Labeling the cells of a triangle-free chord diagram
Here's a simple way to label each of the regions of a triangle-free chord diagram by the indices of at most two of the chords.
Draw any triangle-free chord diagram in such a way that each chord partitions the disk in which the diagram is drawn into a region inside the chord and a region outside the chord, and such that one of the regions of the arrangement is outside all of the chords.
Now, consider the partial order in which chord \( x \) is a descendant of chord \( y \) if \( x \) lies entirely inside \( y.\) Below is a Hasse diagram for partial order formed in this way from the same example chord diagram.
The arrangement of the chords partitions the disk into regions; the set of chords containing any region is an upper set in the partial order. There must be either one or two minimal elements in this upper set (by the assumption that the diagram is triangle-free), and we can use these elements to label each region.
These labels have some very nice properties.

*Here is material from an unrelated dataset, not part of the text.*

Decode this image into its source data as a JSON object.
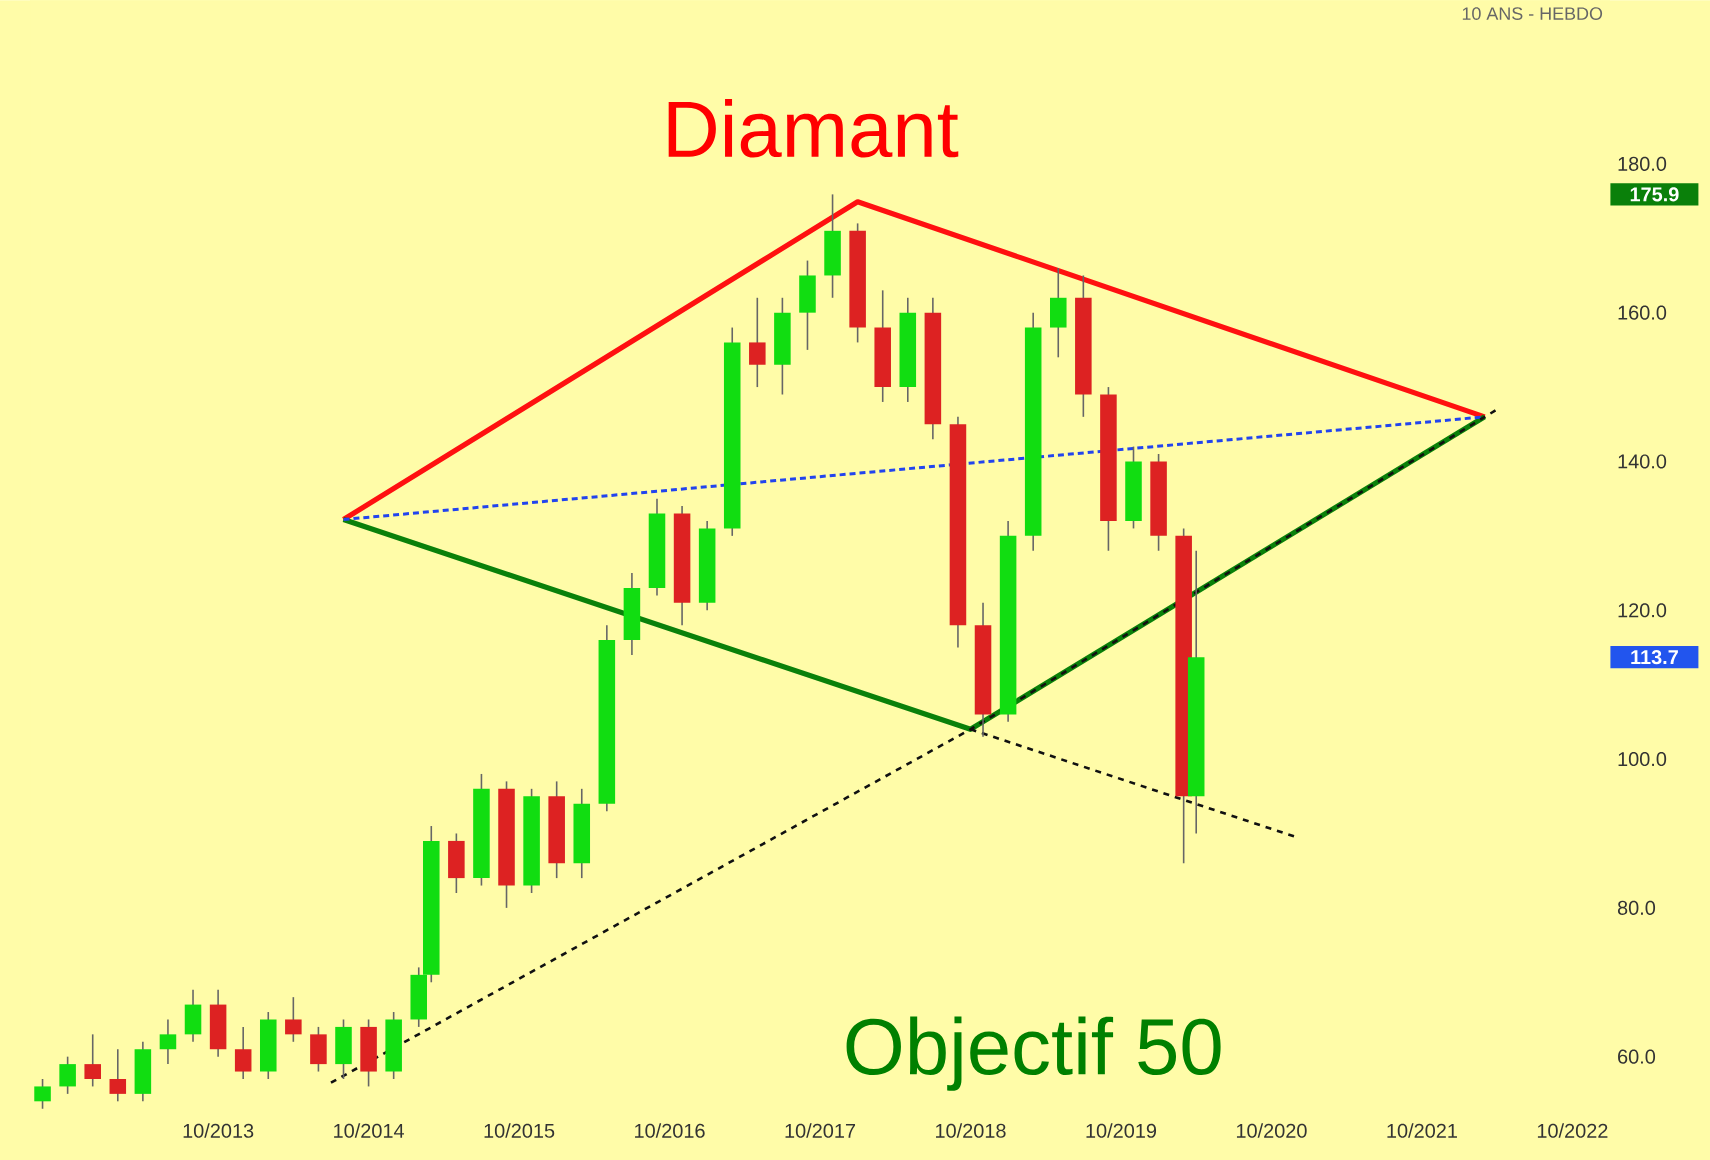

Firstly, the labels consist exactly of the empty set, each chord, and each crossing pair of chords. Thus, the number of regions can be seen to be exactly the number of crossings, plus the number of chords, plus one. (This is true more generally without the assumption that the diagram is triangle-free, by Euler's formula, but not with as simple a bijective proof.)
Secondly, it is easy to determine the neighbors of any region. If the region is the empty set, its neighbors are labeled by the maximal elements in the partial order. If the region is labeled by a single element x, then its neighbors are (1) the region labeled by the immediate ancestors of \( x \) in the partial order, (2) the regions \( x,y \), where \( y \) is the smallest chord crossing \( x \) and the smallest chord with a label larger than \( x \) that crosses x, and (3) the regions \( y \) where \( x \) is the only immediate ancestor of \( y \) in the partial order. If the region is labeled by a pair \( x,y, \) then its neighbors are (1) the regions labeled \( x,z \) where \( z \) is adjacent to \( y \) in the sorted list of crossings of \( x \) and where \( y \) and \( z \) are both on the same side of \( x; \) (2) the regions labeled \( y,z \) satisfying a symmetric condition; (3) the region labeled \( x, \) if \( y \) is either the smallest chord crossing \( x \) or the smallest chord with a label larger than \( x \) that crosses \( x; \) (4) the region labeled \( y, \) if a symmetric condition is satisfied; and (5) the regions labeled \( z, \) where \( x \) and \( y \) are the two immediate ancestors of \( z \) in the partial order.
As a medium, the description of the regions and adjacencies between regions is even simpler. A region corresponds to an upper set in the partial order that is either empty, generated by a single chord, or generated by a crossing pair. Two regions are adjacent if the corresponding upper sets differ by the addition or removal of a single element.
P.S. I realized after posting this that I forgot to draw chord 12. I'll add it if I ever re-use these figures for a paper, but for now, just pretend it's there.